After US History I walked to my locker, innocently, as my best friend RyRy approached me. He asked whether or not I would be attending 2nd period or not. I asked what was up and he procceeded to open his locker and show me a bag filled with 50 live little feeder goldfish.
That was the moment I knew I was finally going to do something with my high school career.
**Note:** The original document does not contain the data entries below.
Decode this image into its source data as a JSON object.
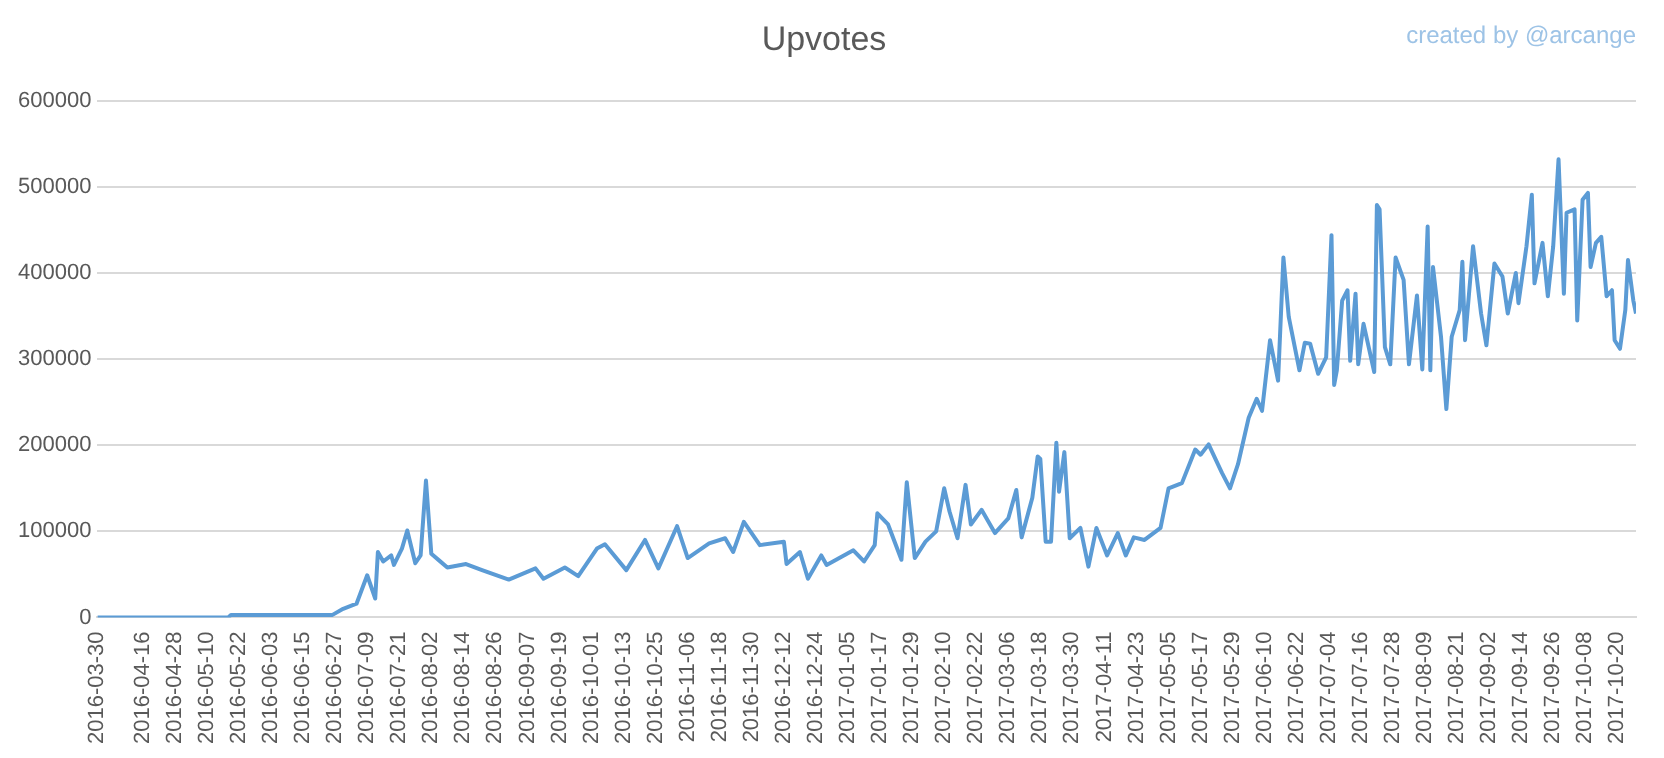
{
  "chart_data": {
    "type": "line",
    "title": "Upvotes",
    "annotations": [
      "created by @arcange"
    ],
    "xlim": [
      "2016-03-30",
      "2017-10-27"
    ],
    "xticks": [
      "2016-03-30",
      "2016-04-16",
      "2016-04-28",
      "2016-05-10",
      "2016-05-22",
      "2016-06-03",
      "2016-06-15",
      "2016-06-27",
      "2016-07-09",
      "2016-07-21",
      "2016-08-02",
      "2016-08-14",
      "2016-08-26",
      "2016-09-07",
      "2016-09-19",
      "2016-10-01",
      "2016-10-13",
      "2016-10-25",
      "2016-11-06",
      "2016-11-18",
      "2016-11-30",
      "2016-12-12",
      "2016-12-24",
      "2017-01-05",
      "2017-01-17",
      "2017-01-29",
      "2017-02-10",
      "2017-02-22",
      "2017-03-06",
      "2017-03-18",
      "2017-03-30",
      "2017-04-11",
      "2017-04-23",
      "2017-05-05",
      "2017-05-17",
      "2017-05-29",
      "2017-06-10",
      "2017-06-22",
      "2017-07-04",
      "2017-07-16",
      "2017-07-28",
      "2017-08-09",
      "2017-08-21",
      "2017-09-02",
      "2017-09-14",
      "2017-09-26",
      "2017-10-08",
      "2017-10-20"
    ],
    "ylim": [
      0,
      600000
    ],
    "yticks": [
      0,
      100000,
      200000,
      300000,
      400000,
      500000,
      600000
    ],
    "grid": "y",
    "legend": false,
    "marker": "none",
    "line_style": "solid",
    "series": [
      {
        "color": "#5b9bd5",
        "x": [
          "2016-03-30",
          "2016-05-18",
          "2016-05-19",
          "2016-06-26",
          "2016-06-30",
          "2016-07-05",
          "2016-07-09",
          "2016-07-10",
          "2016-07-12",
          "2016-07-13",
          "2016-07-15",
          "2016-07-18",
          "2016-07-19",
          "2016-07-22",
          "2016-07-24",
          "2016-07-27",
          "2016-07-29",
          "2016-07-31",
          "2016-08-02",
          "2016-08-05",
          "2016-08-08",
          "2016-08-15",
          "2016-08-21",
          "2016-08-31",
          "2016-09-10",
          "2016-09-13",
          "2016-09-21",
          "2016-09-26",
          "2016-10-03",
          "2016-10-06",
          "2016-10-14",
          "2016-10-21",
          "2016-10-26",
          "2016-11-02",
          "2016-11-06",
          "2016-11-14",
          "2016-11-20",
          "2016-11-23",
          "2016-11-27",
          "2016-12-03",
          "2016-12-12",
          "2016-12-13",
          "2016-12-18",
          "2016-12-21",
          "2016-12-26",
          "2016-12-28",
          "2017-01-07",
          "2017-01-11",
          "2017-01-15",
          "2017-01-16",
          "2017-01-20",
          "2017-01-25",
          "2017-01-27",
          "2017-01-30",
          "2017-02-03",
          "2017-02-07",
          "2017-02-10",
          "2017-02-12",
          "2017-02-15",
          "2017-02-18",
          "2017-02-20",
          "2017-02-24",
          "2017-03-01",
          "2017-03-06",
          "2017-03-09",
          "2017-03-11",
          "2017-03-15",
          "2017-03-17",
          "2017-03-18",
          "2017-03-20",
          "2017-03-22",
          "2017-03-24",
          "2017-03-25",
          "2017-03-27",
          "2017-03-29",
          "2017-04-02",
          "2017-04-05",
          "2017-04-08",
          "2017-04-12",
          "2017-04-16",
          "2017-04-19",
          "2017-04-22",
          "2017-04-26",
          "2017-05-02",
          "2017-05-05",
          "2017-05-10",
          "2017-05-15",
          "2017-05-17",
          "2017-05-20",
          "2017-05-25",
          "2017-05-28",
          "2017-05-31",
          "2017-06-04",
          "2017-06-07",
          "2017-06-09",
          "2017-06-12",
          "2017-06-15",
          "2017-06-17",
          "2017-06-19",
          "2017-06-23",
          "2017-06-25",
          "2017-06-27",
          "2017-06-30",
          "2017-07-03",
          "2017-07-05",
          "2017-07-06",
          "2017-07-07",
          "2017-07-09",
          "2017-07-11",
          "2017-07-12",
          "2017-07-14",
          "2017-07-15",
          "2017-07-17",
          "2017-07-21",
          "2017-07-22",
          "2017-07-23",
          "2017-07-25",
          "2017-07-27",
          "2017-07-29",
          "2017-08-01",
          "2017-08-03",
          "2017-08-06",
          "2017-08-08",
          "2017-08-10",
          "2017-08-11",
          "2017-08-12",
          "2017-08-15",
          "2017-08-17",
          "2017-08-19",
          "2017-08-22",
          "2017-08-23",
          "2017-08-24",
          "2017-08-27",
          "2017-08-30",
          "2017-09-01",
          "2017-09-04",
          "2017-09-07",
          "2017-09-09",
          "2017-09-12",
          "2017-09-13",
          "2017-09-16",
          "2017-09-18",
          "2017-09-19",
          "2017-09-22",
          "2017-09-24",
          "2017-09-26",
          "2017-09-28",
          "2017-09-30",
          "2017-10-01",
          "2017-10-04",
          "2017-10-05",
          "2017-10-07",
          "2017-10-09",
          "2017-10-10",
          "2017-10-12",
          "2017-10-14",
          "2017-10-16",
          "2017-10-18",
          "2017-10-19",
          "2017-10-21",
          "2017-10-23",
          "2017-10-24",
          "2017-10-26",
          "2017-10-27"
        ],
        "values": [
          0,
          0,
          3000,
          3000,
          10000,
          16000,
          49000,
          40000,
          22000,
          76000,
          65000,
          72000,
          61000,
          80000,
          101000,
          63000,
          72000,
          159000,
          74000,
          66000,
          58000,
          62000,
          55000,
          44000,
          57000,
          45000,
          58000,
          48000,
          80000,
          85000,
          55000,
          90000,
          57000,
          106000,
          69000,
          86000,
          92000,
          76000,
          111000,
          84000,
          88000,
          62000,
          76000,
          45000,
          72000,
          61000,
          78000,
          65000,
          84000,
          121000,
          108000,
          67000,
          157000,
          69000,
          88000,
          100000,
          150000,
          123000,
          92000,
          154000,
          108000,
          125000,
          98000,
          115000,
          148000,
          93000,
          139000,
          187000,
          184000,
          88000,
          88000,
          203000,
          146000,
          192000,
          92000,
          104000,
          59000,
          104000,
          72000,
          98000,
          72000,
          93000,
          90000,
          104000,
          150000,
          156000,
          195000,
          189000,
          201000,
          168000,
          150000,
          178000,
          232000,
          254000,
          240000,
          322000,
          275000,
          418000,
          349000,
          287000,
          319000,
          318000,
          283000,
          302000,
          444000,
          270000,
          287000,
          368000,
          380000,
          298000,
          376000,
          294000,
          341000,
          285000,
          479000,
          474000,
          314000,
          294000,
          418000,
          392000,
          294000,
          374000,
          288000,
          454000,
          287000,
          407000,
          326000,
          242000,
          326000,
          357000,
          413000,
          322000,
          431000,
          353000,
          316000,
          411000,
          396000,
          353000,
          400000,
          365000,
          431000,
          491000,
          388000,
          435000,
          373000,
          431000,
          532000,
          376000,
          470000,
          474000,
          345000,
          485000,
          493000,
          407000,
          435000,
          442000,
          373000,
          380000,
          322000,
          312000,
          357000,
          415000,
          368000,
          353000
        ]
      }
    ]
  }
}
Second period started and our friends all went to class, so RyRy put the bag of fish in his backpack and we walked anxiously toward our first victim. The San Juan bathroom. He headed into the boys bathroom and put a fish in every toilet and urnial, when he finished he walked out and we made the trade. He handed me his backpack and I handed him my purse. It was a good color on him. I walked into the bathroom and a fish in every toilet and I was on the last one when I heard this, "WHAT THE F***! THERE'S A F***ING FISH IN THE URNIAL!" I threw the last fish in the toilet and ran out in time to see a 6 foot tall African-American (to be politically correct) running out of the bathroom screaming.
RyRy and I clearly had to rethink our stragedy.
We left school and went to get some zip-locs so we could divide up the fish for a more smooth operation.
That's when we got the call from our pal, Krispen, "Hahahah! The janitors keep trying to flush the fish but they're just swimming back up the pipes!"
When me and RyRy got back we successfully completed our mission and put up the finishing touches. Posters that read, "SAVE THE GOLDFISH!"
And the Rocky student body did just that. They saved all the goldfish (with minimal casualties) and brought them to the library. The librarians had heard about the prank and took a fish bowl full of plants, dumped out the plants, and made a safe haven for the little fishies. They were even giving the fish away to students for pets!

So, overall, Friday was pretty successful. And, we didn't get caught, nobody even knew it was us. Until, of course, we got on facebook after school and bragged about it.

Goldfish prank=success.


Dual Mom said...

Ahhh Ashinator...I don't know whether to laugh or scold!

I think I'll go with laughing!

GunDiva said...

And now the whole world knows thanks to Blogger :)

And I refused to excuse her absence for 2nd period that day.

But I think it's pretty freakin' funny.

Aunt Crazy said...

OMG that is GREAT! I'm so glad it worked and I'm cracking UP! I would have excused the absence but I'm gullible...LOL

I love Ashinator's posts!!!

Allenspark Lodge said...

Right on Ashinator! A prank that hurt nobody, yet created a common goal among the students (save the goldfish) and put some levity in the day at a time of year when boredom usually gets students in trouble. I'll bet the teachers are still laughing behind closed doors.
A Proud Grandma

Linda Medrano said...

Just terrible! And just awful! Terribly funny and awfully hysterical! LOL.

Mad Woman said...

I wish I'd had the guts to do something like that. Awesome. But tsk tsk for skipping class ;-) There, I feel like I've fulfilled my motherly duties.

Jennifer said...


Wish I'd think of cool stuff like that!!!

(Sorry GD,,, I'm sure I shouldn't encourage her, but this one is worth it.)

Anonymous said...

thats better than when the senior class let a bunch of chickens run around the high school!

Candance said...

Betcha Ashley wishes I was a teacher at her school cause if she was nice to me and brought me Diet Mt. Dew (in a bottle or a fountain drink), I would write a note saying she was in my class working on a project.

Then it would've been excused.

Not that I've ever done anything like that before, because that would be very bad teacher behavior.

Nor do I condone skipping class, even to play an awesome prank.

There. Does that restore some of my teacher credibilty.